Rock Tape Study: Helen Wyman

Us professional athletes tend to err on the side of caution and often feel even the slightest niggle can lead to a terminal issue. Some may even call us hypochondriacs; probably with good reason.

I race cyclo-cross, an off-road cycling discipline ridden over grass, sand, mud, snow and ice, depending on the course and time of year. Having been national champion 6 times in this discipline, I’ve had my fair share of racing incidents. However, as you age, you pick up training injuries too.

Recently, when training off road, I spent a lot of time attacking sand banks to practice carrying enough speed to get over them and ended up with a very slight acromioclavicular joint (ACJ) ligament tear. Your AC joint is the point where the collar bone joins the shoulder blade at the top of shoulder.  The lowest grade tear leads to pain on most shoulder movements and in particular bringing your arm across your body. When sprinting out of the saddle this is quite an important movement, so it was vital to fix it pretty quickly. The picture below shows the anatomy of the shoulder and a grade 3 separation (fortunately my injury is a grade 1 partial injury and nowhere near as severe).

Having been a physiotherapist in a previous life, I was able to self diagnose and counter diagnosis with university friends who are still therapists. The general rule of treatment for an injury of this nature is rest, ice and anti-inflammatory medication for the first week alongside taping during exercise. I have never used rock tape before and I was seriously impressed with its elasticity, stickiness and ease of cutting (due in particular to it having spaced lines so you can guarantee equal sized strips).

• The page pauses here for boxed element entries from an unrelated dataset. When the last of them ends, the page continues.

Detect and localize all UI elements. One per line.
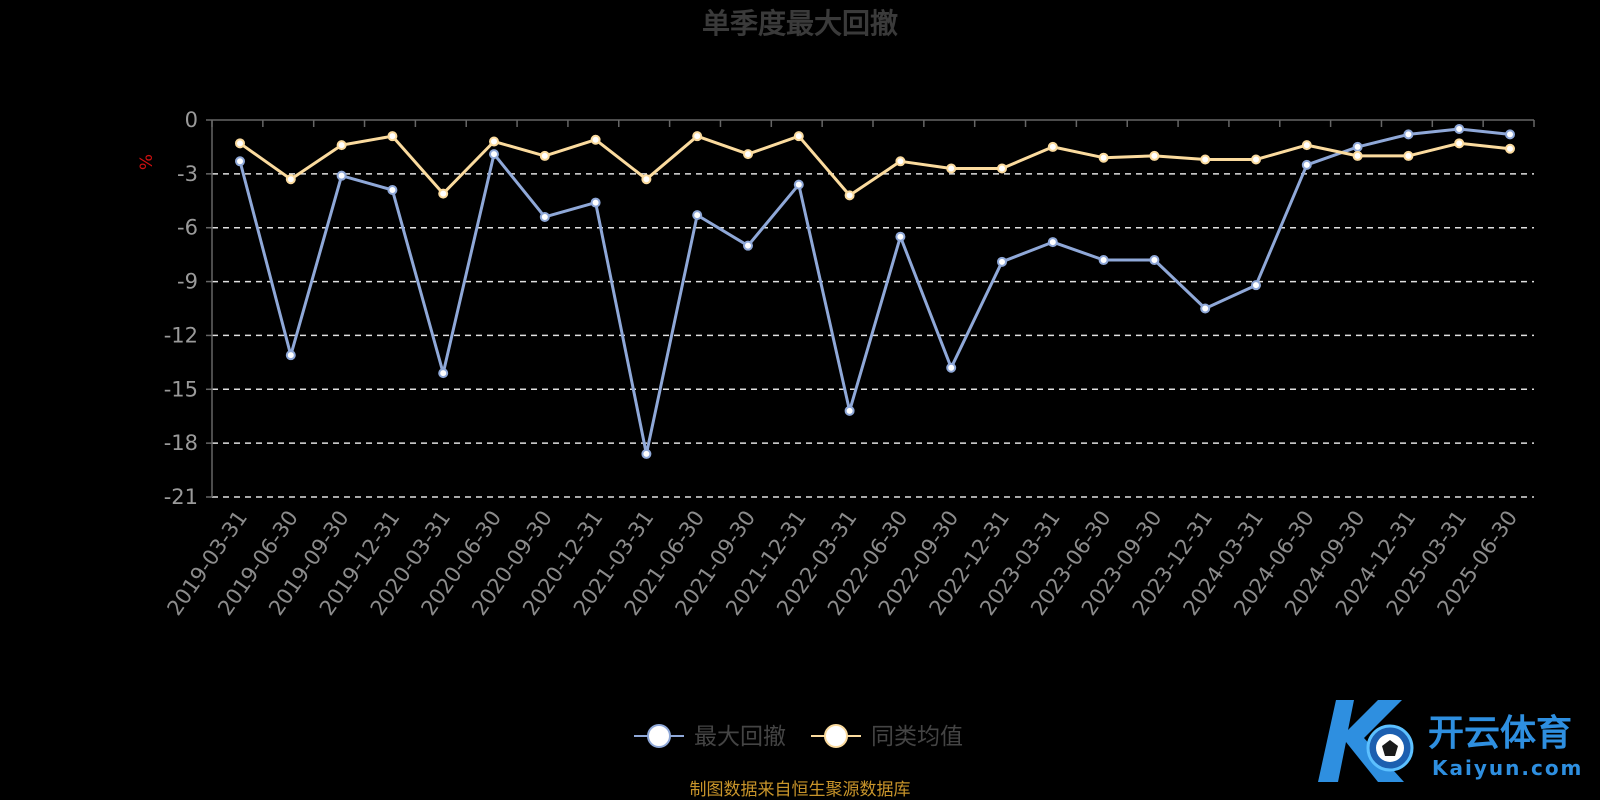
data-point[interactable] bbox=[895, 231, 906, 242]
data-point[interactable] bbox=[844, 190, 855, 201]
legend-label: 最大回撤 bbox=[694, 724, 786, 750]
data-point[interactable] bbox=[1352, 141, 1363, 152]
y-tick-label: 0 bbox=[185, 108, 198, 132]
data-point[interactable] bbox=[1098, 152, 1109, 163]
data-point[interactable] bbox=[641, 174, 652, 185]
series-line bbox=[239, 134, 1511, 197]
y-tick-label: -18 bbox=[164, 431, 198, 455]
watermark-brand: 开云体育 bbox=[1428, 713, 1572, 754]
data-point[interactable] bbox=[844, 405, 855, 416]
legend-swatch-marker bbox=[647, 724, 671, 748]
data-point[interactable] bbox=[1505, 129, 1515, 140]
data-point[interactable] bbox=[1301, 159, 1312, 170]
data-point[interactable] bbox=[489, 149, 499, 160]
data-point[interactable] bbox=[1200, 154, 1211, 165]
data-source-note: 制图数据来自恒生聚源数据库 bbox=[690, 780, 911, 800]
data-point[interactable] bbox=[997, 256, 1007, 267]
legend-item-peer-average[interactable]: 同类均值 bbox=[811, 724, 963, 750]
legend[interactable]: 最大回撤 同类均值 bbox=[634, 724, 963, 750]
watermark-logo: 开云体育 Kaiyun.com bbox=[1318, 700, 1583, 782]
data-point[interactable] bbox=[1149, 150, 1160, 161]
series-line bbox=[238, 127, 1511, 456]
kaiyun-logo-icon bbox=[1318, 700, 1414, 782]
data-point[interactable] bbox=[590, 134, 601, 145]
y-tick-labels: 0 -3 -6 -9 -12 -15 -18 -21 bbox=[164, 108, 198, 509]
data-point[interactable] bbox=[1047, 141, 1058, 152]
data-point[interactable] bbox=[438, 368, 449, 379]
data-point[interactable] bbox=[1403, 150, 1414, 161]
y-axis-unit-label: % bbox=[137, 154, 157, 170]
y-tick-label: -3 bbox=[177, 162, 198, 186]
watermark-site: Kaiyun.com bbox=[1432, 756, 1583, 780]
data-point[interactable] bbox=[1200, 303, 1211, 314]
data-point[interactable] bbox=[539, 150, 550, 161]
data-point[interactable] bbox=[285, 350, 296, 361]
data-point[interactable] bbox=[1403, 129, 1414, 140]
y-tick-label: -21 bbox=[164, 485, 198, 509]
data-point[interactable] bbox=[1454, 138, 1465, 149]
data-point[interactable] bbox=[743, 240, 753, 251]
data-point[interactable] bbox=[1149, 255, 1160, 266]
y-tick-label: -6 bbox=[177, 216, 198, 240]
data-point[interactable] bbox=[1505, 143, 1515, 154]
data-point[interactable] bbox=[1098, 255, 1109, 266]
series-1 bbox=[235, 131, 1515, 201]
data-point[interactable] bbox=[235, 138, 245, 149]
data-point[interactable] bbox=[793, 179, 804, 190]
data-point[interactable] bbox=[692, 210, 703, 221]
data-point[interactable] bbox=[946, 163, 957, 174]
series-lines bbox=[235, 123, 1515, 459]
data-point[interactable] bbox=[1352, 150, 1363, 161]
data-point[interactable] bbox=[235, 156, 245, 167]
data-point[interactable] bbox=[387, 185, 398, 196]
legend-swatch-marker bbox=[824, 724, 848, 748]
data-point[interactable] bbox=[1251, 154, 1261, 165]
data-point[interactable] bbox=[743, 149, 753, 160]
y-tick-label: -9 bbox=[177, 270, 198, 294]
data-point[interactable] bbox=[1454, 123, 1465, 134]
data-point[interactable] bbox=[336, 170, 347, 181]
legend-label: 同类均值 bbox=[871, 724, 963, 750]
data-point[interactable] bbox=[641, 448, 652, 459]
data-point[interactable] bbox=[438, 188, 449, 199]
data-point[interactable] bbox=[1251, 280, 1261, 291]
data-point[interactable] bbox=[590, 197, 601, 208]
data-point[interactable] bbox=[895, 156, 906, 167]
data-point[interactable] bbox=[387, 131, 398, 142]
data-point[interactable] bbox=[1301, 140, 1312, 151]
data-point[interactable] bbox=[539, 211, 550, 222]
y-tick-label: -15 bbox=[164, 377, 198, 401]
legend-item-drawdown[interactable]: 最大回撤 bbox=[634, 724, 786, 750]
data-point[interactable] bbox=[285, 174, 296, 185]
axes bbox=[206, 119, 1535, 498]
data-point[interactable] bbox=[946, 362, 957, 373]
series-0 bbox=[235, 123, 1515, 459]
y-tick-label: -12 bbox=[164, 323, 198, 347]
chart-title: 单季度最大回撤 bbox=[702, 7, 898, 40]
data-point[interactable] bbox=[692, 131, 703, 142]
data-point[interactable] bbox=[997, 163, 1007, 174]
x-tick-labels: 2019-03-312019-06-302019-09-302019-12-31… bbox=[162, 506, 1522, 620]
data-point[interactable] bbox=[489, 136, 499, 147]
data-point[interactable] bbox=[793, 131, 804, 142]
data-point[interactable] bbox=[1047, 237, 1058, 248]
data-point[interactable] bbox=[336, 140, 347, 151]
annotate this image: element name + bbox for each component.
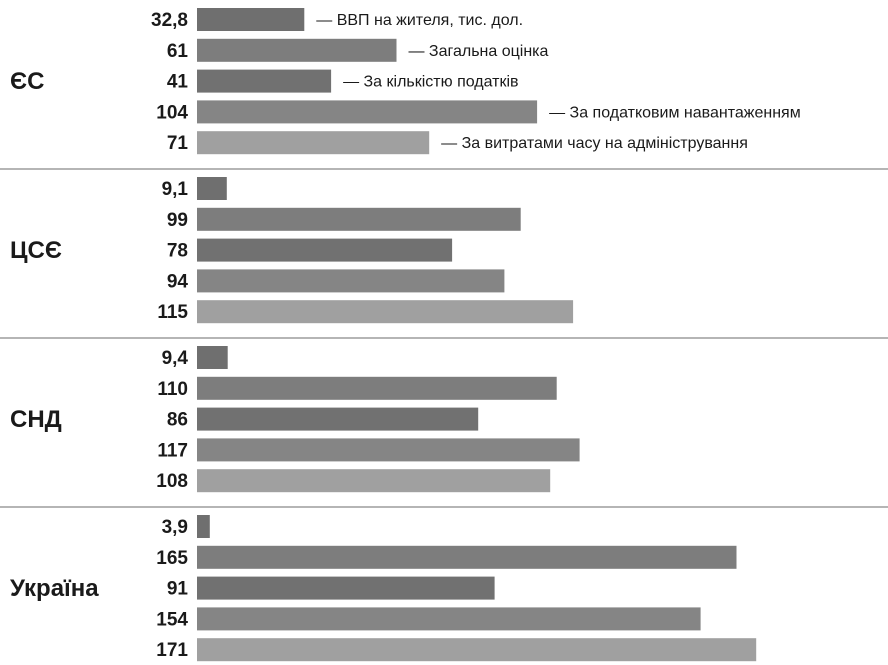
legend-entry: — Загальна оцінка	[408, 43, 548, 60]
value-label: 91	[167, 579, 189, 600]
legend-entry: — За податковим навантаженням	[549, 104, 801, 121]
value-label: 71	[167, 133, 189, 154]
bar	[197, 38, 397, 62]
group-label: ЄС	[10, 68, 44, 95]
value-label: 165	[156, 548, 188, 569]
bar	[197, 438, 580, 462]
value-label: 117	[157, 440, 188, 461]
value-label: 9,4	[162, 348, 189, 369]
bar	[197, 346, 228, 369]
value-label: 61	[167, 41, 189, 62]
bar	[197, 469, 551, 493]
bar	[197, 607, 701, 631]
value-label: 154	[156, 609, 188, 630]
value-label: 99	[167, 210, 188, 231]
value-label: 78	[167, 241, 188, 262]
value-label: 3,9	[162, 517, 188, 538]
group-label: СНД	[10, 406, 62, 433]
legend-entry: — За витратами часу на адміністрування	[441, 135, 748, 152]
bar	[197, 69, 332, 93]
value-label: 115	[157, 302, 188, 323]
bar	[197, 207, 521, 231]
group-label: Україна	[10, 575, 99, 602]
value-label: 86	[167, 410, 188, 431]
bar	[197, 300, 574, 324]
bar	[197, 407, 479, 431]
bar	[197, 238, 453, 262]
bar	[197, 376, 557, 400]
value-label: 94	[167, 271, 189, 292]
value-label: 41	[167, 72, 189, 93]
bar	[197, 269, 505, 293]
value-label: 110	[157, 379, 188, 400]
bar	[197, 576, 495, 600]
legend-entry: — ВВП на жителя, тис. дол.	[316, 12, 523, 29]
value-label: 171	[156, 640, 188, 661]
value-label: 104	[156, 102, 188, 123]
value-label: 9,1	[162, 179, 189, 200]
bar	[197, 638, 757, 662]
value-label: 32,8	[151, 10, 188, 31]
bar	[197, 515, 210, 538]
value-label: 108	[156, 471, 188, 492]
bar	[197, 8, 305, 31]
bar	[197, 545, 737, 569]
legend-entry: — За кількістю податків	[343, 74, 518, 91]
bar	[197, 131, 430, 155]
bar	[197, 100, 538, 124]
bar	[197, 177, 227, 200]
group-label: ЦСЄ	[10, 237, 62, 264]
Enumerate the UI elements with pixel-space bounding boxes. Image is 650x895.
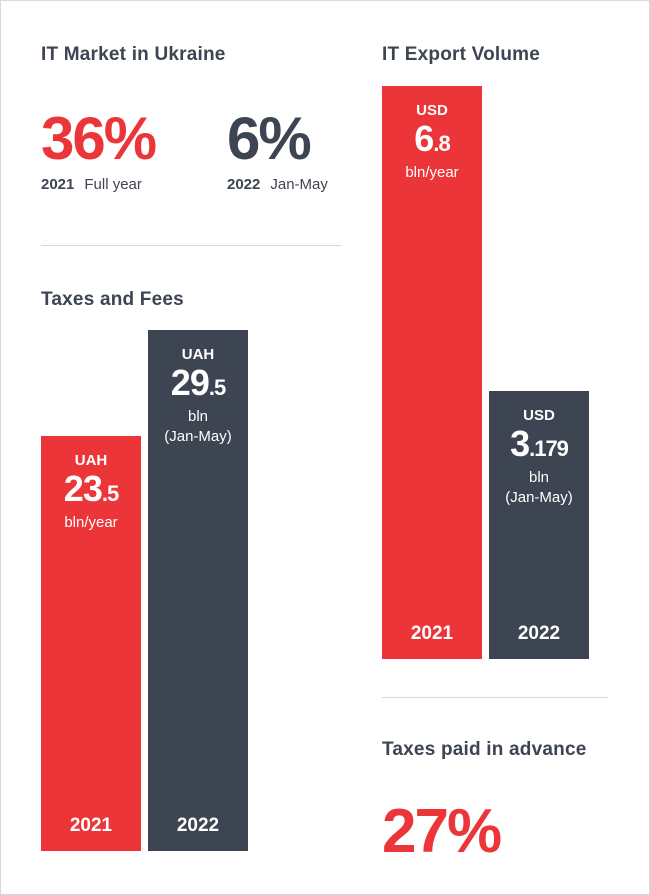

I finally decided on using two straight-line pieces (one front and one back of the shoulder) and a longer strip starting at the front of the shoulder, passing over the AC joint and shoulder blade before heading down diagonally towards the spine.  The aim was to activate the lower fibres of the trapezius muscle (a major muscle in shoulder blade movement and alignment).

The first time I went out with my shoulder taped, I really felt the stability I needed to allow the ligament to heal itself. After the first seven days I started isometric shoulder exercises (muscle contractions with no movement involved) and plenty of lower trapezius exercises to help prevent my shoulder from doing this to me again in the future. Just three weeks later and I can ride more than four hours without tape, although I am still using it for that extra peace of mind in off road training.

Thanks to the guys at rock tape my rehab has been made very easy.